Alternant selon de minidiptyques, triptyques, voire quadriptyques, les vignettes sonores de Miniatures et les commentaires de Song Recycle, le cycle – dont le titre du deuxième élément s'amuse d'homophonie entre le format du recueil et l'écologie – décline la superposition du clavier sur un matériau sonore puisé dans YouTube : les voix amatrices grésillant entonnent un thème, un motif, souvent aux confins du reconnaissable que le soliste restitue à la façon d'un fragile miroir ou enrichit d'un contrepoint, voire d'un prolongement. Se succèdent dix-neuf morceaux ponctués par les dix Miniatures électroacoustiques, selon une logique apparentée au cut-up : la discontinuité du discours élabore une errance mémorielle séduisante à défaut de se renouveler.
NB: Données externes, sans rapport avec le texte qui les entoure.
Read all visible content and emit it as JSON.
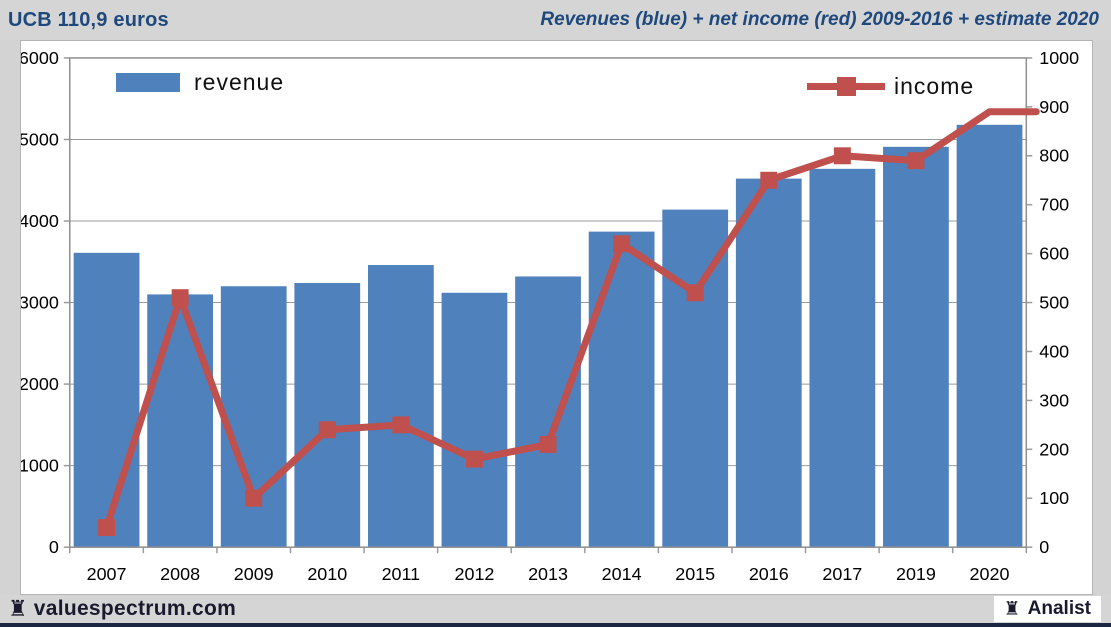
{
  "header": {
    "title": "UCB 110,9 euros",
    "subtitle": "Revenues (blue) + net income (red) 2009-2016 + estimate 2020"
  },
  "legend": {
    "revenue_label": "revenue",
    "income_label": "income"
  },
  "footer": {
    "brand": "valuespectrum.com",
    "badge": "Analist",
    "rook_icon": "♜"
  },
  "colors": {
    "bar": "#4F81BD",
    "line": "#C0504D",
    "header_text": "#1F497D",
    "grid": "#9b9b9b",
    "plot_border": "#8f8f8f",
    "axis_text": "#000000",
    "strip_bg": "#d5d5d5",
    "bottom_bar": "#1b2742"
  },
  "chart_data": {
    "type": "bar+line combo",
    "categories": [
      "2007",
      "2008",
      "2009",
      "2010",
      "2011",
      "2012",
      "2013",
      "2014",
      "2015",
      "2016",
      "2017",
      "2019",
      "2020"
    ],
    "series": [
      {
        "name": "revenue",
        "type": "bar",
        "axis": "left",
        "values": [
          3610,
          3100,
          3200,
          3240,
          3460,
          3120,
          3320,
          3870,
          4140,
          4520,
          4640,
          4910,
          5180
        ]
      },
      {
        "name": "income",
        "type": "line",
        "axis": "right",
        "last_marker_hidden": true,
        "line_extends_past_last_point": true,
        "values": [
          40,
          510,
          100,
          240,
          250,
          180,
          210,
          620,
          520,
          750,
          800,
          790,
          890
        ]
      }
    ],
    "y_left": {
      "min": 0,
      "max": 6000,
      "step": 1000
    },
    "y_right": {
      "min": 0,
      "max": 1000,
      "step": 100
    },
    "grid": true,
    "gridlines": "horizontal, every 1000 on left axis",
    "legend_position": "top inside plot (revenue left, income right)",
    "note": "x axis skips year 2018"
  }
}
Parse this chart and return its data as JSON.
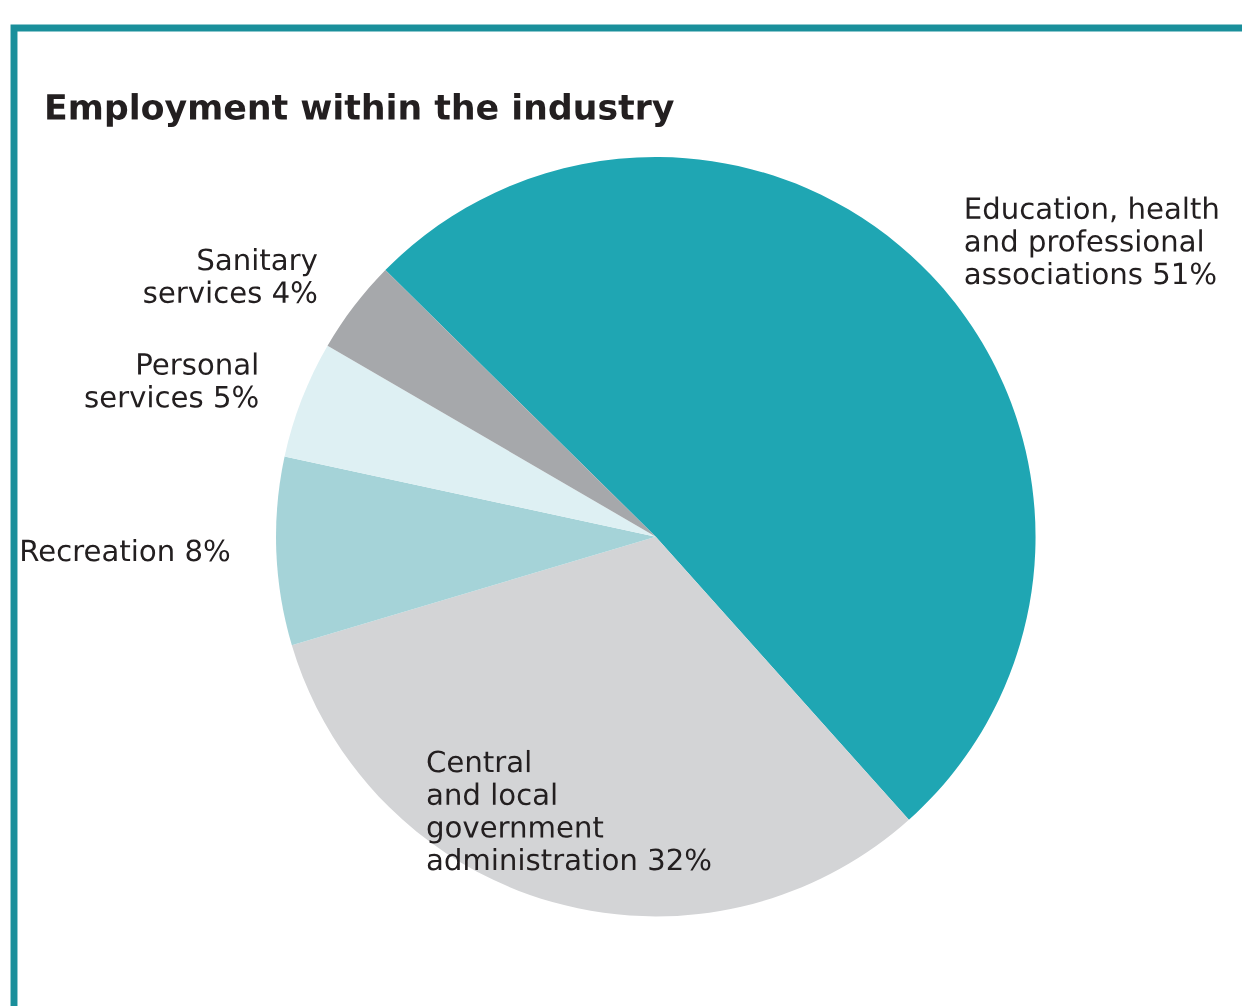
{
  "chart_data": {
    "type": "pie",
    "title": "Employment within the industry",
    "categories": [
      "Education, health\nand professional\nassociations",
      "Central\nand local\ngovernment\nadministration",
      "Recreation",
      "Personal\nservices",
      "Sanitary\nservices"
    ],
    "values": [
      51,
      32,
      8,
      5,
      4
    ],
    "value_labels": [
      "51%",
      "32%",
      "8%",
      "5%",
      "4%"
    ],
    "colors": [
      "#1fa6b3",
      "#d3d4d6",
      "#a5d3d8",
      "#def0f3",
      "#a6a8ab"
    ],
    "legend": false
  }
}
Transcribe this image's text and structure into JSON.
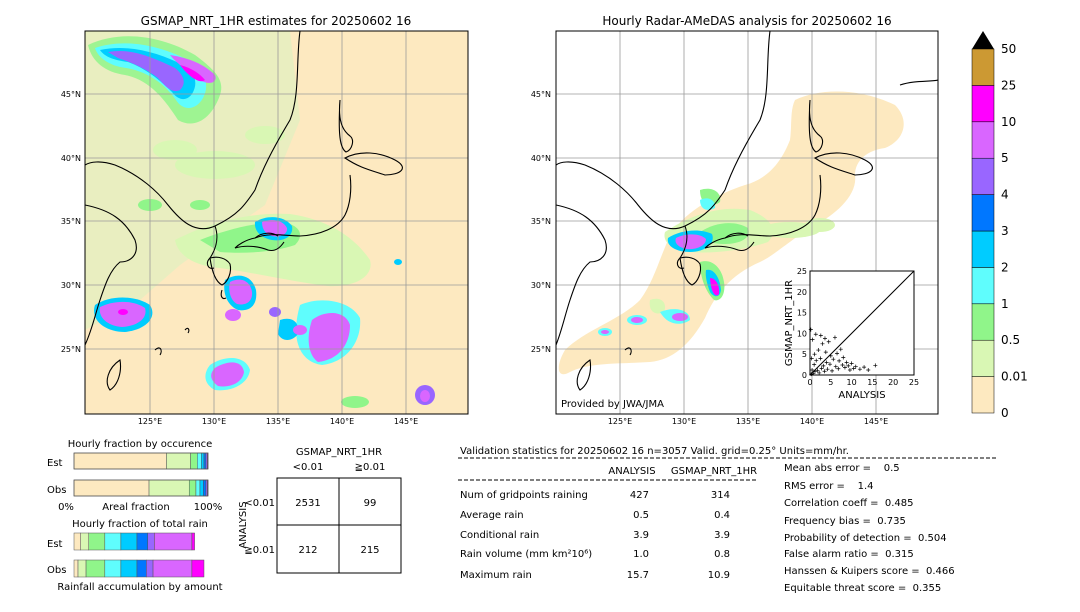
{
  "left_map": {
    "title": "GSMAP_NRT_1HR estimates for 20250602 16",
    "lon_ticks": [
      "125°E",
      "130°E",
      "135°E",
      "140°E",
      "145°E"
    ],
    "lat_ticks": [
      "45°N",
      "40°N",
      "35°N",
      "30°N",
      "25°N"
    ]
  },
  "right_map": {
    "title": "Hourly Radar-AMeDAS analysis for 20250602 16",
    "lon_ticks": [
      "125°E",
      "130°E",
      "135°E",
      "140°E",
      "145°E"
    ],
    "lat_ticks": [
      "45°N",
      "40°N",
      "35°N",
      "30°N",
      "25°N"
    ],
    "credit": "Provided by JWA/JMA"
  },
  "colorbar": {
    "labels": [
      "0",
      "0.01",
      "0.5",
      "1",
      "2",
      "3",
      "4",
      "5",
      "10",
      "25",
      "50"
    ],
    "colors": [
      "#fde9c0",
      "#d9f7b4",
      "#90f58a",
      "#5ffdfd",
      "#00ccff",
      "#0077ff",
      "#9966ff",
      "#d966ff",
      "#ff00ff",
      "#cc9933"
    ]
  },
  "chart_data": [
    {
      "type": "scatter",
      "xlabel": "ANALYSIS",
      "ylabel": "GSMAP_NRT_1HR",
      "xlim": [
        0,
        25
      ],
      "ylim": [
        0,
        25
      ],
      "x_ticks": [
        "0",
        "5",
        "10",
        "15",
        "20",
        "25"
      ],
      "y_ticks": [
        "0",
        "5",
        "10",
        "15",
        "20",
        "25"
      ],
      "points": [
        [
          0.3,
          0.2
        ],
        [
          0.5,
          1.2
        ],
        [
          0.8,
          0.4
        ],
        [
          1.0,
          2.5
        ],
        [
          1.2,
          0.8
        ],
        [
          1.5,
          3.5
        ],
        [
          1.8,
          1.1
        ],
        [
          2.0,
          6.0
        ],
        [
          2.2,
          0.5
        ],
        [
          2.5,
          4.0
        ],
        [
          2.8,
          1.6
        ],
        [
          3.0,
          7.5
        ],
        [
          3.2,
          2.2
        ],
        [
          3.5,
          0.9
        ],
        [
          3.8,
          5.5
        ],
        [
          4.0,
          3.0
        ],
        [
          4.2,
          1.4
        ],
        [
          4.5,
          8.0
        ],
        [
          4.8,
          2.6
        ],
        [
          5.0,
          4.6
        ],
        [
          5.3,
          1.0
        ],
        [
          5.6,
          3.8
        ],
        [
          6.0,
          9.0
        ],
        [
          6.2,
          2.0
        ],
        [
          6.5,
          5.2
        ],
        [
          6.8,
          1.5
        ],
        [
          7.0,
          3.4
        ],
        [
          7.4,
          6.2
        ],
        [
          7.8,
          2.4
        ],
        [
          8.0,
          4.2
        ],
        [
          8.4,
          1.8
        ],
        [
          8.8,
          3.0
        ],
        [
          9.2,
          2.2
        ],
        [
          9.6,
          1.2
        ],
        [
          10.0,
          2.8
        ],
        [
          10.5,
          1.6
        ],
        [
          11.0,
          2.0
        ],
        [
          12.0,
          1.4
        ],
        [
          13.0,
          1.9
        ],
        [
          14.0,
          1.2
        ],
        [
          15.7,
          2.3
        ],
        [
          0.2,
          10.9
        ],
        [
          1.4,
          9.8
        ],
        [
          0.6,
          8.5
        ],
        [
          2.6,
          9.5
        ],
        [
          1.1,
          5.0
        ],
        [
          0.4,
          4.0
        ],
        [
          3.6,
          8.8
        ]
      ]
    },
    {
      "type": "bar",
      "title": "Hourly fraction by occurence",
      "categories": [
        "Est",
        "Obs"
      ],
      "xlabel": "Areal fraction",
      "x_ticks": [
        "0%",
        "100%"
      ],
      "series": [
        {
          "category": "Est",
          "fractions": [
            0.69,
            0.18,
            0.05,
            0.03,
            0.02,
            0.015,
            0.01,
            0.005
          ]
        },
        {
          "category": "Obs",
          "fractions": [
            0.56,
            0.3,
            0.05,
            0.03,
            0.025,
            0.02,
            0.01,
            0.005
          ]
        }
      ]
    },
    {
      "type": "bar",
      "title": "Hourly fraction of total rain",
      "categories": [
        "Est",
        "Obs"
      ],
      "xlabel": "Rainfall accumulation by amount",
      "series": [
        {
          "category": "Est",
          "fractions": [
            0.05,
            0.06,
            0.12,
            0.12,
            0.12,
            0.08,
            0.05,
            0.28,
            0.02
          ]
        },
        {
          "category": "Obs",
          "fractions": [
            0.03,
            0.06,
            0.14,
            0.12,
            0.12,
            0.07,
            0.05,
            0.29,
            0.09
          ]
        }
      ]
    },
    {
      "type": "table",
      "title": "GSMAP_NRT_1HR",
      "col_labels": [
        "<0.01",
        "≧0.01"
      ],
      "row_title": "ANALYSIS",
      "row_labels": [
        "<0.01",
        "≧0.01"
      ],
      "cells": [
        [
          "2531",
          "99"
        ],
        [
          "212",
          "215"
        ]
      ]
    }
  ],
  "stats": {
    "header": "Validation statistics for 20250602 16  n=3057 Valid. grid=0.25° Units=mm/hr.",
    "col_analysis": "ANALYSIS",
    "col_gsmap": "GSMAP_NRT_1HR",
    "rows": [
      {
        "label": "Num of gridpoints raining",
        "analysis": "427",
        "gsmap": "314"
      },
      {
        "label": "Average rain",
        "analysis": "0.5",
        "gsmap": "0.4"
      },
      {
        "label": "Conditional rain",
        "analysis": "3.9",
        "gsmap": "3.9"
      },
      {
        "label": "Rain volume (mm km²10⁶)",
        "analysis": "1.0",
        "gsmap": "0.8"
      },
      {
        "label": "Maximum rain",
        "analysis": "15.7",
        "gsmap": "10.9"
      }
    ],
    "scores": [
      "Mean abs error =    0.5",
      "RMS error =    1.4",
      "Correlation coeff =  0.485",
      "Frequency bias =  0.735",
      "Probability of detection =  0.504",
      "False alarm ratio =  0.315",
      "Hanssen & Kuipers score =  0.466",
      "Equitable threat score =  0.355"
    ]
  }
}
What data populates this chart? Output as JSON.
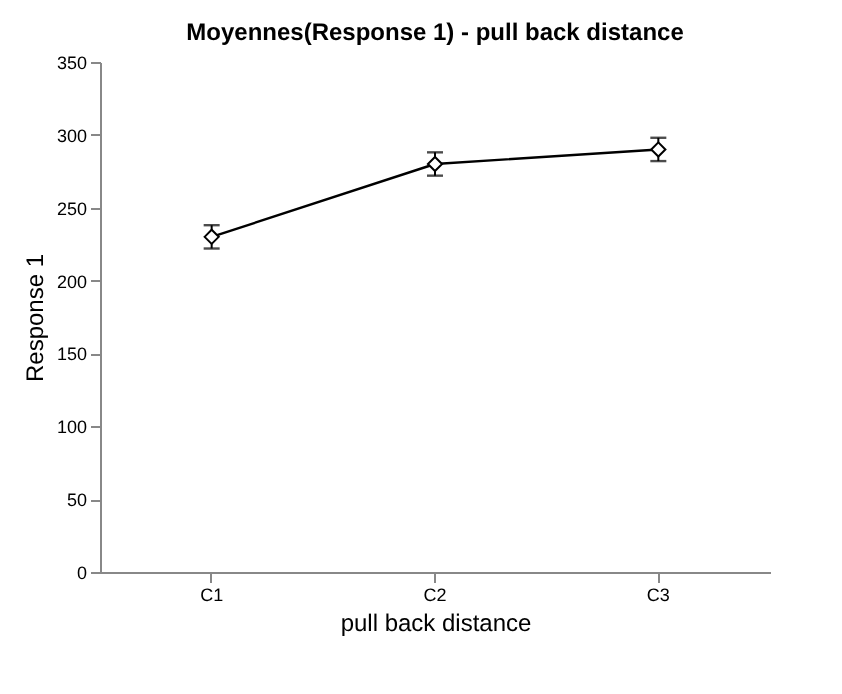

En quarante minutes, que la construction lâche de l'ensemble autoriserait aisément à se prolonger, l'essentiel du propos se trouve plus d'une fois confirmé. L'entrelacs et le feuilletage des sources façonnent une hybridation à l'intérêt évident, dans l'exploration des couches et des textures sonores : l'idée appartient à celles qui se contentent de l'hédonisme acoustique et ne s'aventurent pas trop dans son avatar plus intellectuel. En la performance de Denis Chouillet, cette logique de l'instantané trouve un relais fidèle.

Dédiée par le compositeur à ce même soliste, Accords et Accrocs, pièce écrite en 2015 pour piano et donnée en ouverture de concert, se laisser aller à une humeur presque improvisatrice dans des consonances qui auraient ponctionné ça et là quelques traces thématiques aux Études de Ligeti. Les effets de décalage et de contradiction parfois reprennent, par anticipation programmatique du point de vue de la soirée, ce que le double cycle développera, ou du moins amplifiera. Les qualités mentionnées précédemment se révèlent déjà audibles, avec les limites afférentes, sans l'alibi de l'iconoclasme conceptuel : une mise en bouche labile qui ne perturbe point l'écoute ultérieure. La musique se trouve réduite à son spectaculaire performatif, lequel se montre à son meilleur lorsqu'il ne se cache pas sous des formes plus conventionnelles.